Where state institutions are concerned, there will be an opportunity for the public to take a hand, if people are interested. Ordinarily, running state universities is left to administrators and trustees, with perhaps a bit of attention from the legislature, mostly where budgets are concerned. But as things begin to change, new ideas from outside will get a hearing.
Interested citizens should consider attending trustees meetings, talking to legislators, and in general making noise about the priorities of state institutions and whether or not they are serving the public. Does it make sense to cut science funding while expanding diversity programs? Is a new gym or stadium really a top priority? It is quite possible that we will see a broad-based popular movement for higher education reform. University spokespeople have been telling us for years that higher education is a matter of public interest. It should not be surprising if the public becomes interested as it becomes clear that the existing model has failed. My advice to outside agitators: Master the arcana of the budget process. Even many university administrators don’t really understand how it works.
Private institutions do not enjoy (if that is the word) the same degree of outside scrutiny – but here, too, alumni, students, parents, and other interested parties will have more of a chance to weigh in than has been usual. And given that private institutions are actually more dependent on federal student-loan money than state institutions are, they will be particularly subject to pressures for reform that are tied to eligibility to receive federal funds.
Students and prospective students will have an effect – and, indeed, already are doing so – simply by becoming better informed and less willing to pay top dollar for an inferior product. Ultimately, you can’t run a college if you can’t fill the seats with paying students, and that will be harder and harder to do for schools that don’t produce visible value. The schools that get ahead of the curve will prosper, while those that lag behind will not.
There will likely be at least one major effort to secure federal bailout money for the higher education sector, but the prospects for that relief seem poor. The nation is already in sad financial shape, and higher education already received a substantial slug of “stimulus” money in 2009 that was mostly used to conduct business as usual for a bit longer.
The higher education bubble isn’t bursting because of a shortage of money. It is bursting because of a shortage of value. The solution is to improve the product, not to increase the subsidy.
CONCLUSION
There’s nothing evil or unnatural about a bubble or about the people who participate in one. Bubbles are an inevitable part of human nature and appear in almost every field of endeavor. When bubbles burst it’s painful – but the sources of the pain lie not so much in the bust as in the poor decisions made during the preceding boom. Resources were allocated in ways that didn’t make sense, because the bubble made them seem to make sense for a while. The consequences of that misallocation account for the pain.

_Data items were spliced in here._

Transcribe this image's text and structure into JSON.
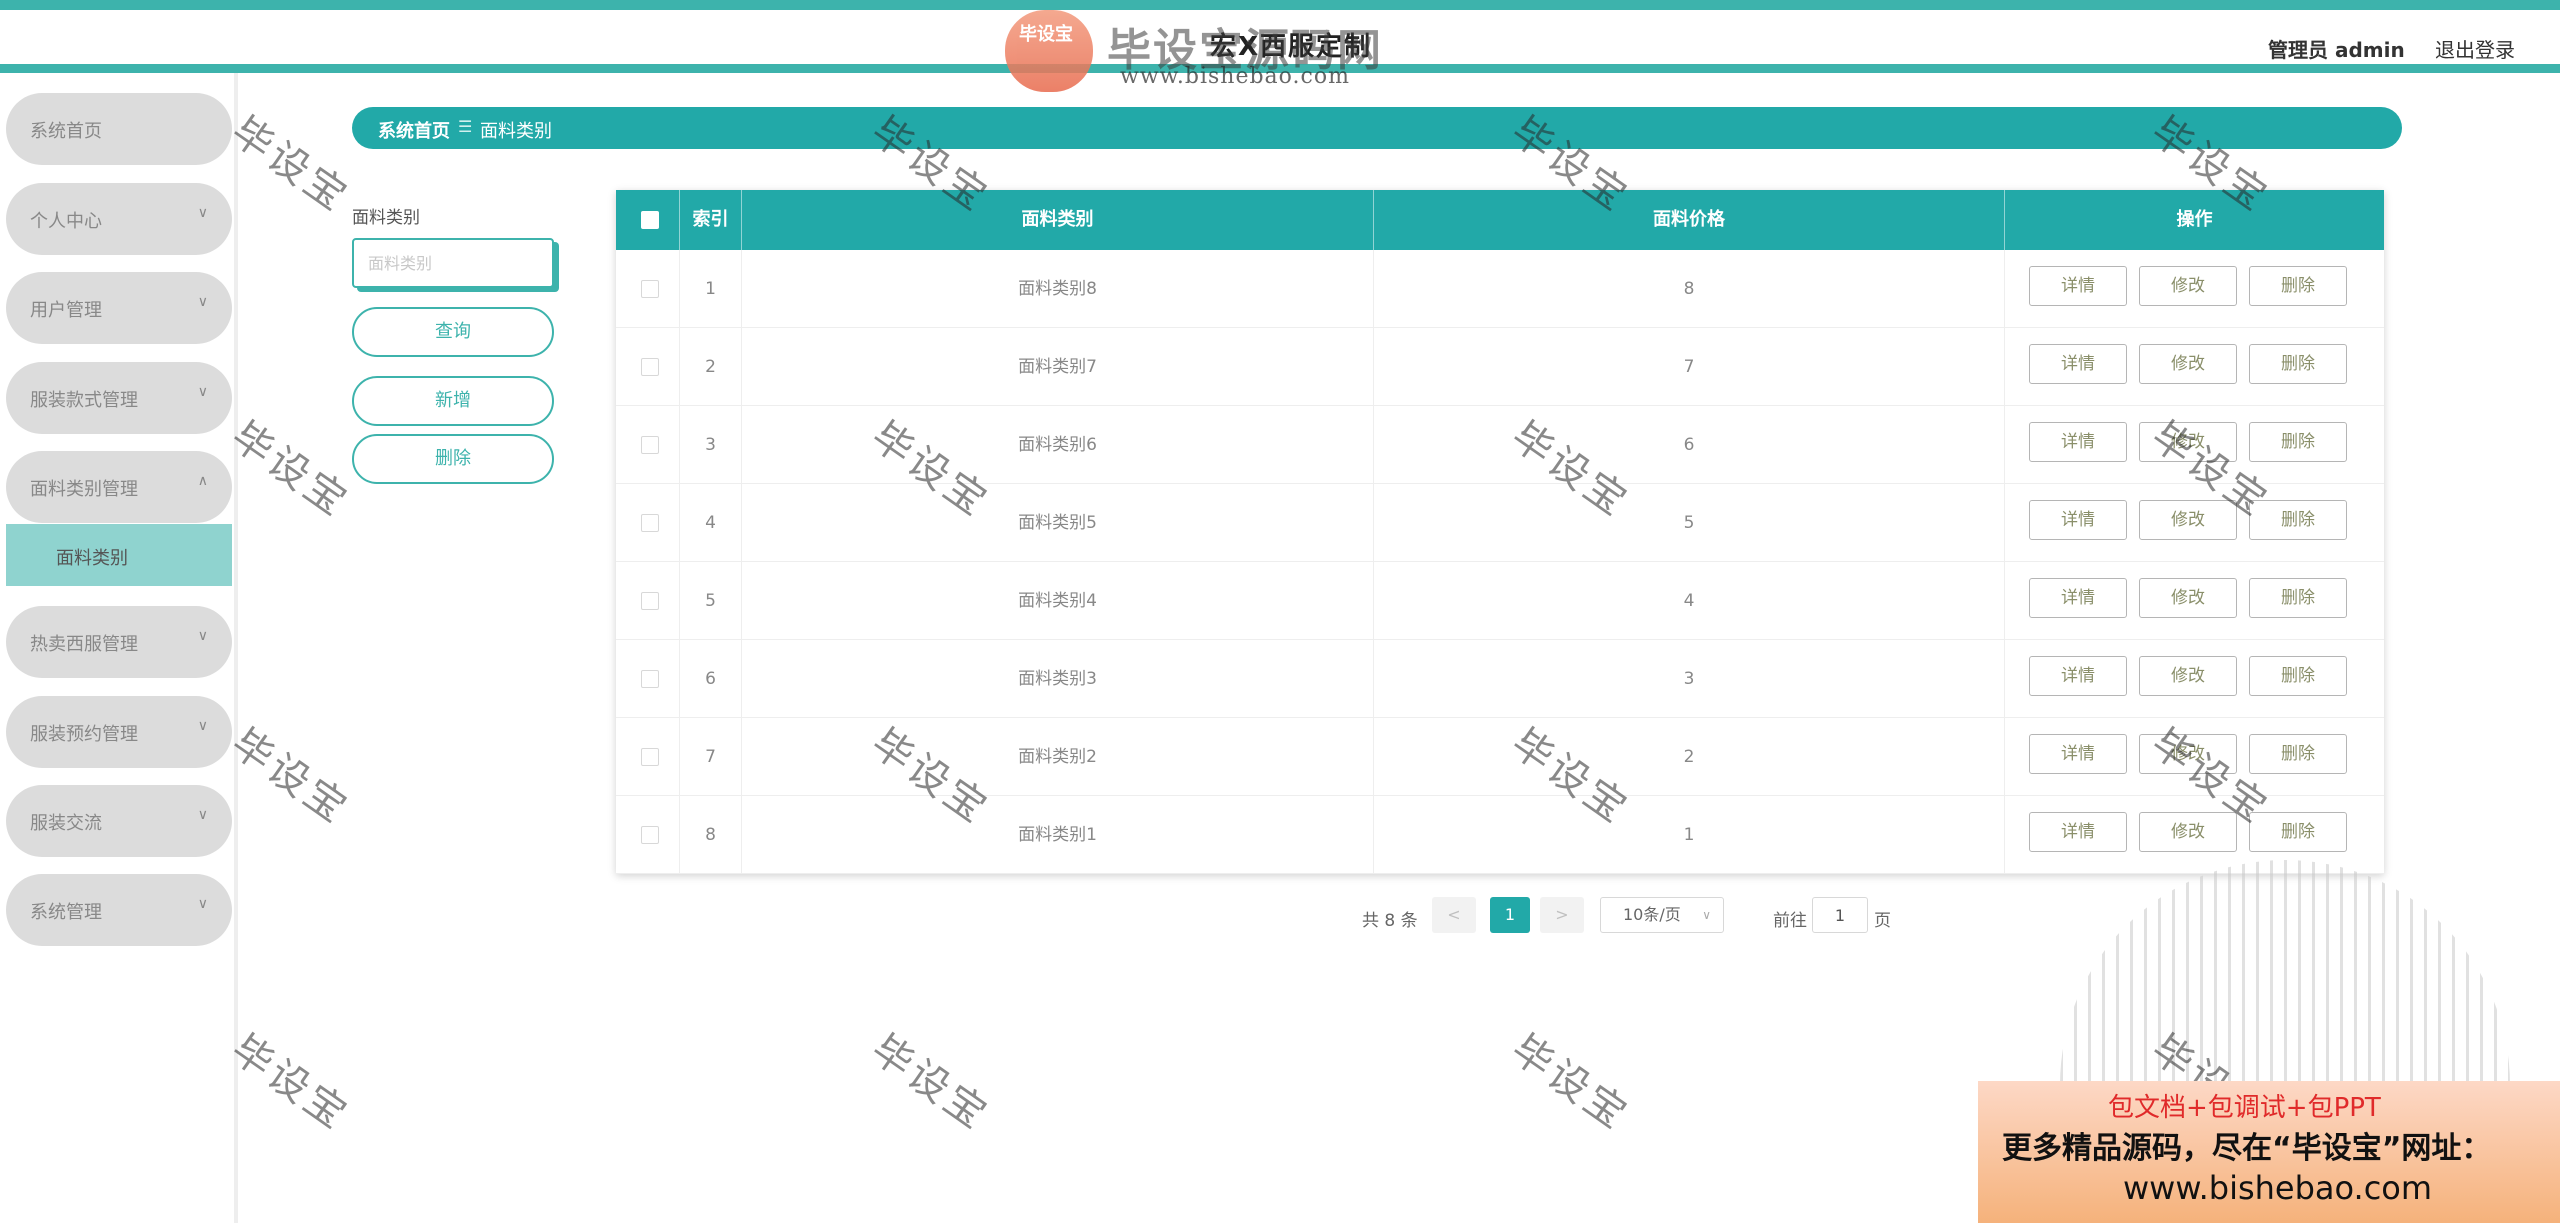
{
  "header": {
    "site_title": "宏X西服定制",
    "user_label": "管理员 admin",
    "logout_label": "退出登录"
  },
  "logo": {
    "badge_text": "毕设宝",
    "name": "毕设宝源码网",
    "url": "www.bishebao.com"
  },
  "sidebar": {
    "items": [
      {
        "label": "系统首页",
        "icon": "none"
      },
      {
        "label": "个人中心",
        "icon": "chevron-down-icon"
      },
      {
        "label": "用户管理",
        "icon": "chevron-down-icon"
      },
      {
        "label": "服装款式管理",
        "icon": "chevron-down-icon"
      },
      {
        "label": "面料类别管理",
        "icon": "chevron-up-icon"
      },
      {
        "label": "热卖西服管理",
        "icon": "chevron-down-icon"
      },
      {
        "label": "服装预约管理",
        "icon": "chevron-down-icon"
      },
      {
        "label": "服装交流",
        "icon": "chevron-down-icon"
      },
      {
        "label": "系统管理",
        "icon": "chevron-down-icon"
      }
    ],
    "submenu": {
      "label": "面料类别"
    }
  },
  "breadcrumb": {
    "home": "系统首页",
    "separator": "☰",
    "current": "面料类别"
  },
  "search": {
    "label": "面料类别",
    "placeholder": "面料类别",
    "value": "",
    "query_button": "查询",
    "add_button": "新增",
    "delete_button": "删除"
  },
  "table": {
    "columns": [
      "索引",
      "面料类别",
      "面料价格",
      "操作"
    ],
    "rows": [
      {
        "index": "1",
        "category": "面料类别8",
        "price": "8"
      },
      {
        "index": "2",
        "category": "面料类别7",
        "price": "7"
      },
      {
        "index": "3",
        "category": "面料类别6",
        "price": "6"
      },
      {
        "index": "4",
        "category": "面料类别5",
        "price": "5"
      },
      {
        "index": "5",
        "category": "面料类别4",
        "price": "4"
      },
      {
        "index": "6",
        "category": "面料类别3",
        "price": "3"
      },
      {
        "index": "7",
        "category": "面料类别2",
        "price": "2"
      },
      {
        "index": "8",
        "category": "面料类别1",
        "price": "1"
      }
    ],
    "actions": {
      "detail": "详情",
      "edit": "修改",
      "delete": "删除"
    }
  },
  "pagination": {
    "total": "共 8 条",
    "prev": "<",
    "current_page": "1",
    "next": ">",
    "page_size": "10条/页",
    "goto_label": "前往",
    "goto_value": "1",
    "page_suffix": "页"
  },
  "watermark": {
    "text": "毕设宝"
  },
  "promo": {
    "line1": "包文档+包调试+包PPT",
    "line2": "更多精品源码，尽在“毕设宝”网址：",
    "line3": "www.bishebao.com"
  },
  "colors": {
    "accent": "#22a9a8",
    "accent_light": "#8fd3cf",
    "sidebar_item": "#dcdcdc"
  }
}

And it’s not the end of the world when a bubble bursts, either. When the tech bubble burst, people lost money (some people lost a lot of money) and some people lost jobs, but the Internet didn’t go away, and neither did Internet businesses. Likewise, the bursting of the higher education bubble won’t mean the end of higher education. It’ll just mean that there will be less “dumb money” out there to be harvested.
But inevitably, change will come, and that’s not so bad. This is the 21st century. It’s not shocking to think that higher education will go through major changes over the coming decade or two. What would be shocking would be if things stayed the same, when rapid change has been the norm lately in every other knowledge-based industry.
I don’t pretend to know how it will all work out, but I hope the thoughts in this Broadside have been useful to readers, and I encourage you to join in the conversation in the years to come.